Thursday, July 12, 2007

Understand Your Electricity: What is a kilowatt hour (kWh)

What is a kilowatt hour (kWh)?

Glad you asked. We measure the electricity we use at any given moment by watts: a 100 watt bulb is using 100 watts continuously while it is on.

We buy our electricity by the Kilowatt hour or kWh. A kilowatt hour is not a period of time but an amount of power. The dictionary definition of kWh is: a unit of energy equal to the work done by one kilowatt in one hour.

I find this a bit abstract; it is easier to make sense of via equivalences. A device's wattage determines how long it must run before it uses up 1 kWh's worth of power.
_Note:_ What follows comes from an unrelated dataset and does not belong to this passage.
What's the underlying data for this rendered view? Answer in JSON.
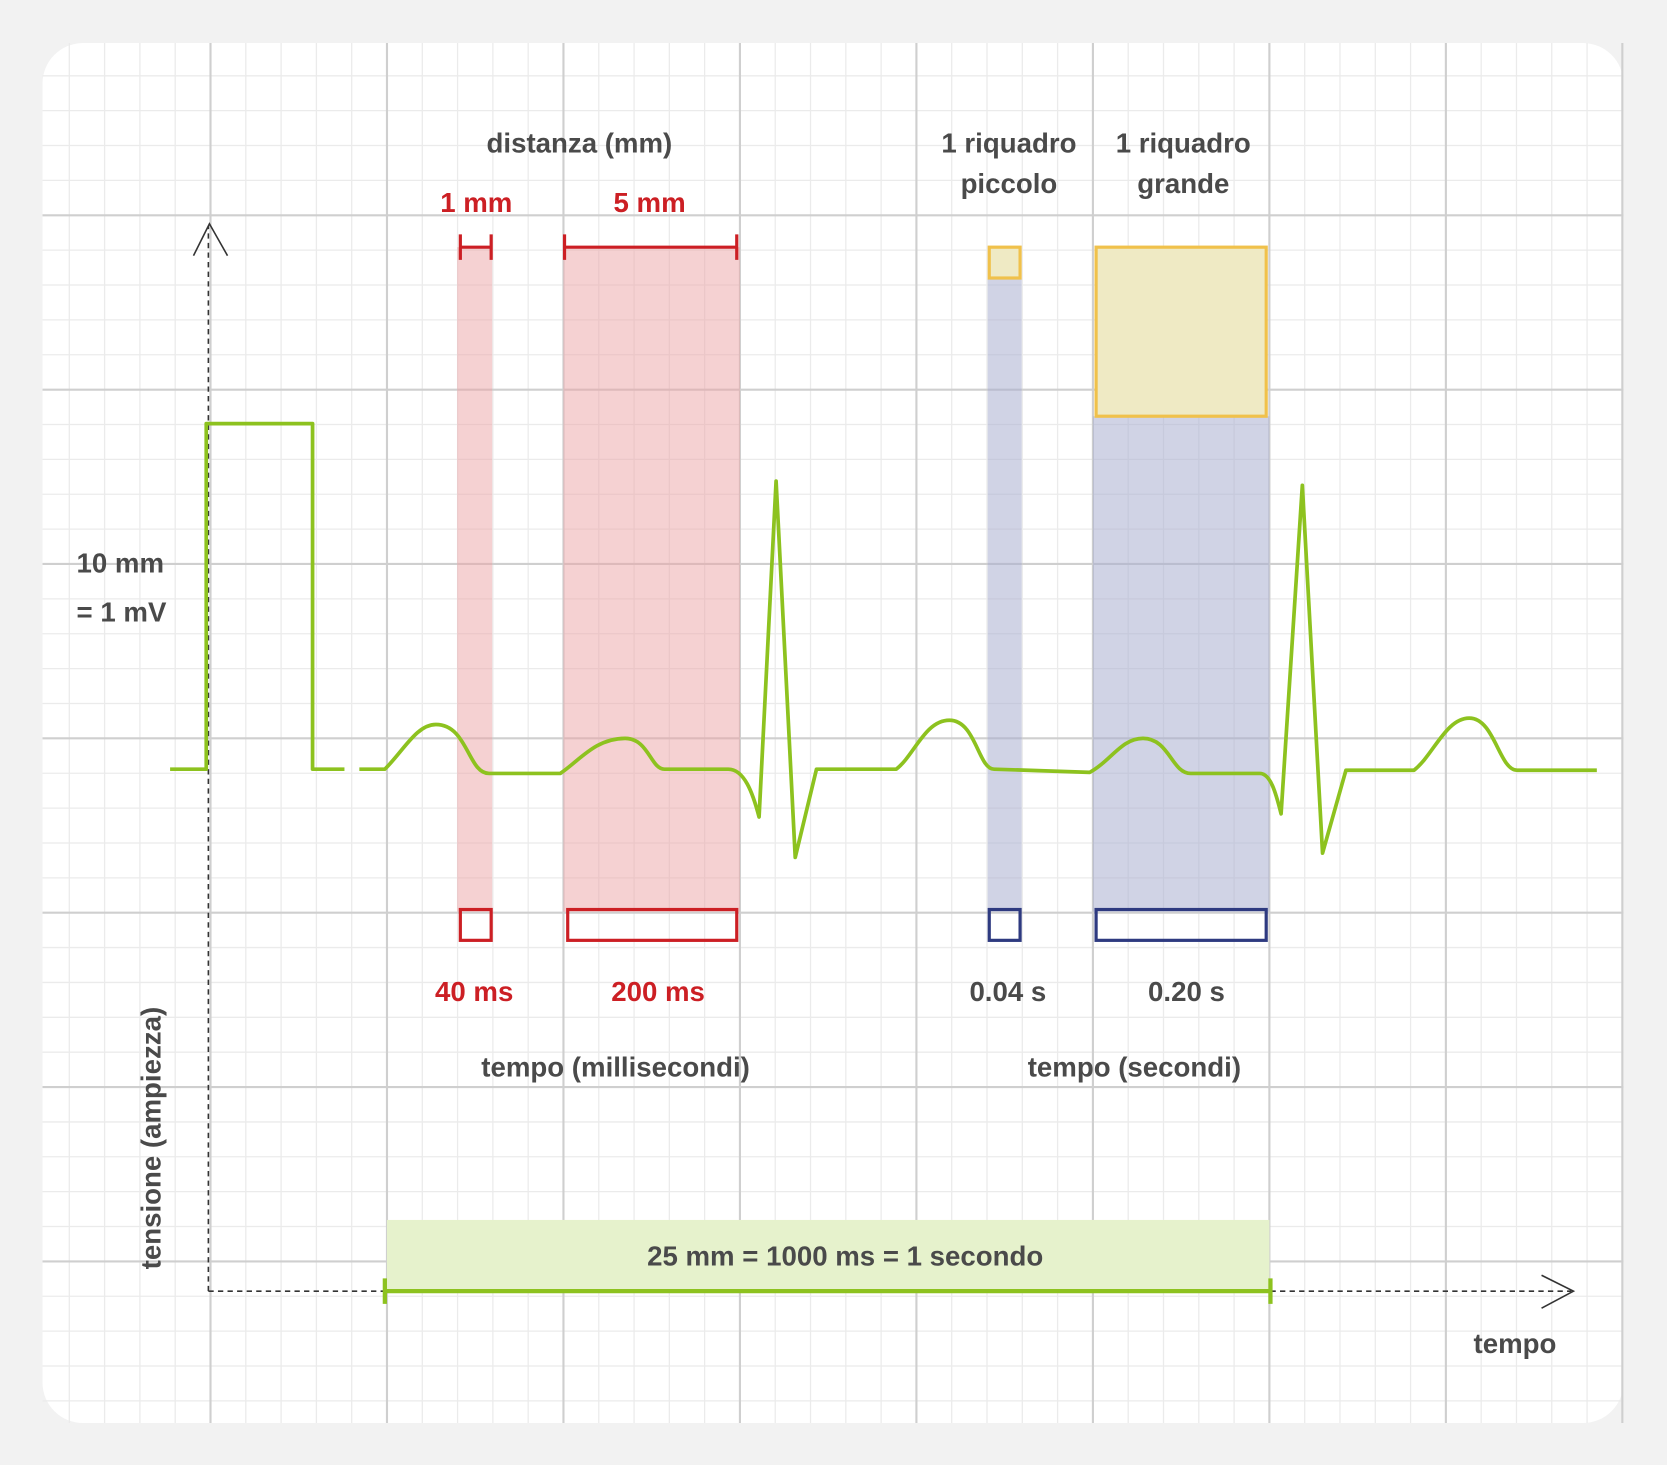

1 kWh = the amount of power a 100 watt device uses in 10 hours
1 kWh = the amount of power a 10 watt device uses in 100 hours
1 kWh = the amount of power a 1 watt device uses in 1000 hours

From another perspective:
1000 ÷ wattage = the number of hours the device must run to equal 1 kWh

To calculate how many kWh a device uses in a year, you must know its wattage and how many hours a day it is running.

For a 50 watt device that runs 4 hours a day:
1000 ÷ 50 = 20 hours to make 1 kWh
4 X 365 = 1460 = the hours the device runs in a year
1460 ÷ 20 = 73 kWh per year

As usual, Mr. Electricity has a helpful discussion of the wonders of the watt and kilowatt hour.

1 comment:

Anonymous said...

If I produce 100 Watts in a day how many kWh does it translate into?